Kenya Power is seeking a way out of the challenges that the weak shilling has dealt it, including plunging it into loss-making last year.

The electricity distributor, which is among the largest consumers of foreign currency in the country, is looking for a consultant to develop a solution that will help reduce the impact of the weakening shilling.

The weak shilling has had a major impact on Kenya Power and saw it plunge into losses over the last financial year. The company posted a Sh3.19 billion after-tax loss for the year to June 2023 from a net profit of Sh3.2 billion in 2022.

This, it said, was due to higher finance costs resulting from fluctuations in the exchange rate between the dollar and the shilling.

"Kenya Power and Lighting Company intends to procure the services of an organisation to offer consultancy services to develop a Foreign Exchange Risk Management Solution," said the firm in tender documents.

In developing the solution, the selected firm will be tasked with undertaking an "in-depth review of the current systems on foreign exchange management, conduct an exhaustive analysis of existing foreign exchange exposure and possible risk mitigation approaches and the review of purchase agreements, loan agreements and other transactions involving foreign currencies: identification of sources of foreign exchange risk and its effect on financial statements."

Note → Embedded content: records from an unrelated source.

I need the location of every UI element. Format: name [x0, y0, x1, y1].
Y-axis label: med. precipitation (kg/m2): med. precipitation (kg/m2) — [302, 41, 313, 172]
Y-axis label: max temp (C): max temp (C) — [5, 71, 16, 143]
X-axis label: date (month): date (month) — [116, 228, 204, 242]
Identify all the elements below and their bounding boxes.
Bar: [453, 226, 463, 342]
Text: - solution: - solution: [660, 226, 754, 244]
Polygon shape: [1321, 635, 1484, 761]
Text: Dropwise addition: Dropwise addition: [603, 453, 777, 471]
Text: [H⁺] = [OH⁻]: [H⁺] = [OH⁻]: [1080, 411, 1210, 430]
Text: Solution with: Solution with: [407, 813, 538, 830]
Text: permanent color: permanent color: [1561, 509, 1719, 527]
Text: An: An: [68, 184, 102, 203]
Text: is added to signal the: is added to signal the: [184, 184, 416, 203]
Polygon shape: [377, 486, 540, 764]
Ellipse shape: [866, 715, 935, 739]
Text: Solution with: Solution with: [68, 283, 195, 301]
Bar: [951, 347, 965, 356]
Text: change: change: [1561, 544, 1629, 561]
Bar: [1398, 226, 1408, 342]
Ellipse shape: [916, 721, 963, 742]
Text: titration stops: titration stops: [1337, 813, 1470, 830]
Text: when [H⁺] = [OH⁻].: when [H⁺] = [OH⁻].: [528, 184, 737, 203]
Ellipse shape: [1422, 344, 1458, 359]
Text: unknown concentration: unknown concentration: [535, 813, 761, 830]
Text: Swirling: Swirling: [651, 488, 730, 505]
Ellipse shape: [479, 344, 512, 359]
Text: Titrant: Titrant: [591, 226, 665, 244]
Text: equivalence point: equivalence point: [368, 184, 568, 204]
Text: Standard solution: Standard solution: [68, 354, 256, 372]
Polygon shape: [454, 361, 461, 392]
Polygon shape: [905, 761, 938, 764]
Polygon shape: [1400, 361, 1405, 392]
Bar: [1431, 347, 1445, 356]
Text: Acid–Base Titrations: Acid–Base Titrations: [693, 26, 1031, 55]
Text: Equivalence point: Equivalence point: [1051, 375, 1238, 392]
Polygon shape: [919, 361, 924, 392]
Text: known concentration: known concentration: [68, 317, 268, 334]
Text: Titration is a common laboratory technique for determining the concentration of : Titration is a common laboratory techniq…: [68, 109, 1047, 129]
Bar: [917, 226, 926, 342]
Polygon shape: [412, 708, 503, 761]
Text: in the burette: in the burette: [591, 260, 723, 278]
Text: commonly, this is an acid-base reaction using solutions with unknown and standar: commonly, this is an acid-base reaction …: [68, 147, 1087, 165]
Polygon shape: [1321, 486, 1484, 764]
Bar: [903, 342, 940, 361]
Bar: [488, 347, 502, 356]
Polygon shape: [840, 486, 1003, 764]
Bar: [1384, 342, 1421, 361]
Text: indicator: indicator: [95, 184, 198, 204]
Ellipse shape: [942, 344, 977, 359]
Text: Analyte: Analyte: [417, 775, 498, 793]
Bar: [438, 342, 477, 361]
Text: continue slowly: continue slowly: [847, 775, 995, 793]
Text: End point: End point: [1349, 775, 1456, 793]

The company will also assess the effectiveness of the forex recovery mechanisms it has in place as well as determine the most viable option for mitigating foreign exchange risk from the alternatives.

Kenya Power has in the recent past tried to put in place measures to reduce the impact of the weak shilling, including an attempt to implement a dollar-based billing for its electricity.

It had been expected that such a model could potentially be implemented for large customers, such as exporters, foreign missions and other locally based international organisations that get some of their income in dollars.

This, the firm said, would help generate cash in dollars and help in meeting some of its dollar-denominated obligations. It had also considered getting into talks with some of the power producers to pay some of its foreign currency-denominated obligations in local currency.

The firm has in the past noted that while it has an adequate cash flow to pay power producers, the weak shilling as well as an earlier shortage of the US in the local market had been a major strain in its bid to service foreign currency-denominated obligations.